Screen Reviews
FM

FM

directed by John A. Alonzo

starring Michael Brandon, Martin Mull, Eileen Brennan, Alex Karras

Arrow

If you think the 1970’s were all roller disco and polyester, you’re missing one of the biggest paradigms shifts of the century. The joy of 1960’s pop perfectly fit the AM dial and the “Screaming Steve” DJ, while up on the FM band jazz fans and art rockers needed long periods of time to explore high concept music. This film captures that moment when the artsy guys started making money and the suits came looking for it. The result is a classic culture clash, and of course the suits won. They always win.

Jeff Dugan (Brandon) runs “Q-Sky,” the new top-rated station in LA and draws listeners with what we now call “Classic Rock.” Radio For Art’s Sake is a ball, but he could be making a LOT more money, so sayeth weasley Regis Lamar (Tom Tarpey) the sales guy from Corporate. Regis wants to run more adds, especially ones that made the Army look good to all the antiwar protesters. Dugan stand up against his bosses and is fired, but the air staff hijack the radio station and fight back. Along the way Q-SKY highjacks a concert broadcast of Linda Ronstadt to show up a rival station. Supporting the fight is a wonderfully eclectic air staff that only a college station could pull off, even back then. There’s the full of himself Eric Swan (Martin Mull,) the sexy late-night Mother (Eileen Brennan) a hip Prince (Cleavon Little) doing soul and jazz, and most sadly the alcoholic Doc holiday (Alex Karras) country DJ.

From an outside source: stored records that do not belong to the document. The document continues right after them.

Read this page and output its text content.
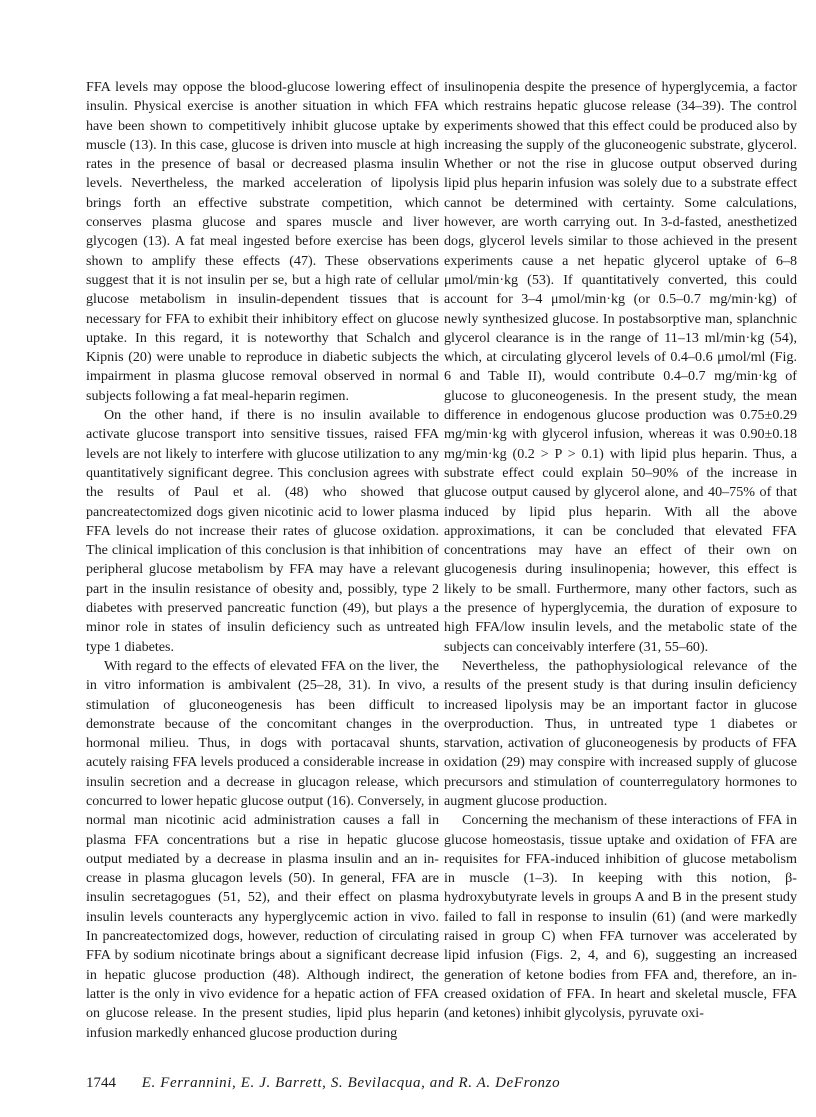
FFA levels may oppose the blood-glucose lowering effect of insulin. Physical exercise is another situation in which FFA have been shown to competitively inhibit glucose uptake by muscle (13). In this case, glucose is driven into muscle at high rates in the presence of basal or decreased plasma insulin levels. Nevertheless, the marked acceleration of lipolysis brings forth an effective substrate competition, which conserves plasma glucose and spares muscle and liver glycogen (13). A fat meal ingested before exercise has been shown to amplify these effects (47). These observations suggest that it is not insulin per se, but a high rate of cellular glucose metabolism in insulin-dependent tissues that is necessary for FFA to exhibit their inhibitory effect on glucose uptake. In this regard, it is noteworthy that Schalch and Kipnis (20) were unable to reproduce in diabetic subjects the impairment in plasma glucose removal observed in normal subjects following a fat meal-heparin regimen.

On the other hand, if there is no insulin available to activate glucose transport into sensitive tissues, raised FFA levels are not likely to interfere with glucose utilization to any quantitatively significant degree. This conclusion agrees with the results of Paul et al. (48) who showed that pancreatectomized dogs given nicotinic acid to lower plasma FFA levels do not increase their rates of glucose oxidation. The clinical implication of this conclusion is that inhibition of peripheral glucose metabolism by FFA may have a relevant part in the insulin resistance of obesity and, possibly, type 2 diabetes with preserved pancreatic function (49), but plays a minor role in states of insulin deficiency such as untreated type 1 diabetes.

With regard to the effects of elevated FFA on the liver, the in vitro information is ambivalent (25–28, 31). In vivo, a stimulation of gluconeogenesis has been difficult to demonstrate because of the concomitant changes in the hormonal milieu. Thus, in dogs with portacaval shunts, acutely raising FFA levels produced a considerable increase in insulin secretion and a decrease in glucagon release, which concurred to lower hepatic glucose output (16). Conversely, in normal man nicotinic acid administration causes a fall in plasma FFA concentrations but a rise in hepatic glucose output mediated by a decrease in plasma insulin and an increase in plasma glucagon levels (50). In general, FFA are insulin secretagogues (51, 52), and their effect on plasma insulin levels counteracts any hyperglycemic action in vivo. In pancreatectomized dogs, however, reduction of circulating FFA by sodium nicotinate brings about a significant decrease in hepatic glucose production (48). Although indirect, the latter is the only in vivo evidence for a hepatic action of FFA on glucose release. In the present studies, lipid plus heparin infusion markedly enhanced glucose production during

insulinopenia despite the presence of hyperglycemia, a factor which restrains hepatic glucose release (34–39). The control experiments showed that this effect could be produced also by increasing the supply of the gluconeogenic substrate, glycerol. Whether or not the rise in glucose output observed during lipid plus heparin infusion was solely due to a substrate effect cannot be determined with certainty. Some calculations, however, are worth carrying out. In 3-d-fasted, anesthetized dogs, glycerol levels similar to those achieved in the present experiments cause a net hepatic glycerol uptake of 6–8 μmol/min·kg (53). If quantitatively converted, this could account for 3–4 μmol/min·kg (or 0.5–0.7 mg/min·kg) of newly synthesized glucose. In postabsorptive man, splanchnic glycerol clearance is in the range of 11–13 ml/min·kg (54), which, at circulating glycerol levels of 0.4–0.6 μmol/ml (Fig. 6 and Table II), would contribute 0.4–0.7 mg/min·kg of glucose to gluconeogenesis. In the present study, the mean difference in endogenous glucose production was 0.75±0.29 mg/min·kg with glycerol infusion, whereas it was 0.90±0.18 mg/min·kg (0.2 > P > 0.1) with lipid plus heparin. Thus, a substrate effect could explain 50–90% of the increase in glucose output caused by glycerol alone, and 40–75% of that induced by lipid plus heparin. With all the above approximations, it can be concluded that elevated FFA concentrations may have an effect of their own on glucogenesis during insulinopenia; however, this effect is likely to be small. Furthermore, many other factors, such as the presence of hyperglycemia, the duration of exposure to high FFA/low insulin levels, and the metabolic state of the subjects can conceivably interfere (31, 55–60).

Nevertheless, the pathophysiological relevance of the results of the present study is that during insulin deficiency increased lipolysis may be an important factor in glucose overproduction. Thus, in untreated type 1 diabetes or starvation, activation of gluconeogenesis by products of FFA oxidation (29) may conspire with increased supply of glucose precursors and stimulation of counterregulatory hormones to augment glucose production.

Concerning the mechanism of these interactions of FFA in glucose homeostasis, tissue uptake and oxidation of FFA are requisites for FFA-induced inhibition of glucose metabolism in muscle (1–3). In keeping with this notion, β-hydroxybutyrate levels in groups A and B in the present study failed to fall in response to insulin (61) (and were markedly raised in group C) when FFA turnover was accelerated by lipid infusion (Figs. 2, 4, and 6), suggesting an increased generation of ketone bodies from FFA and, therefore, an increased oxidation of FFA. In heart and skeletal muscle, FFA (and ketones) inhibit glycolysis, pyruvate oxi-

1744 E. Ferrannini, E. J. Barrett, S. Bevilacqua, and R. A. DeFronzo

This is a movie people love to hate, it gets bad marks on all the major movie ranking sites. But I find it charming, even if to presents an overly romantic view of commercial radio. The sound track does ignore much of the “other” great 70’s music: the early punk and rap, and the more established disco and soul sounds are completely absent on the sound track. But FM shows a heroic story of the little guy fighting giants against overwhelming odds. They win a battle but lose a war. And it was a war; Reagan was repealing the fairness doctrine and ownership rules and setting up the Clear Channel monster that owns the air today and fills it with strident politics. But Q-Sky’s looks and vibe recalls more than a few places I worked back in those days. Then people cared about radio, but now broadcast radio has faded like Drive-In movies: loved by a few and viewed by most as a curiosity or an ancient ritual. Video didn’t kill the radio star, it was money and the internet.

The Blu-ray I’m looking at offers some great commentary tracks, and one really cool feature I’ve not seen before. There’s a “Music Only” track. It’s the full movie with no dialog, just the music which is often is pushed back to an underlay. Along with two full Linda Ronstadt live tracks (“Tumbling Dice” and “Poor, Poor Pitiful Me”) there’s a Tom Petty interview and a youthful Jimmy Buffet pumping out his jail bait manifesto “Livingston Saturday Night.” The chorus proclaims: “Fifteen will get you twenty, but that’s alright…”

In the pantheon of rock and roll movies, this is certainly one of them. But it’s a big favorite of mine. It reflects the days when we really believed we could change the world for good by playing Jethro Tull and tracking the new Fleetwood Mac and Led Zeppelin albums. And our fans agreed. Sure, that’s all trite today, but a lifetime ago, it sure looked like the future.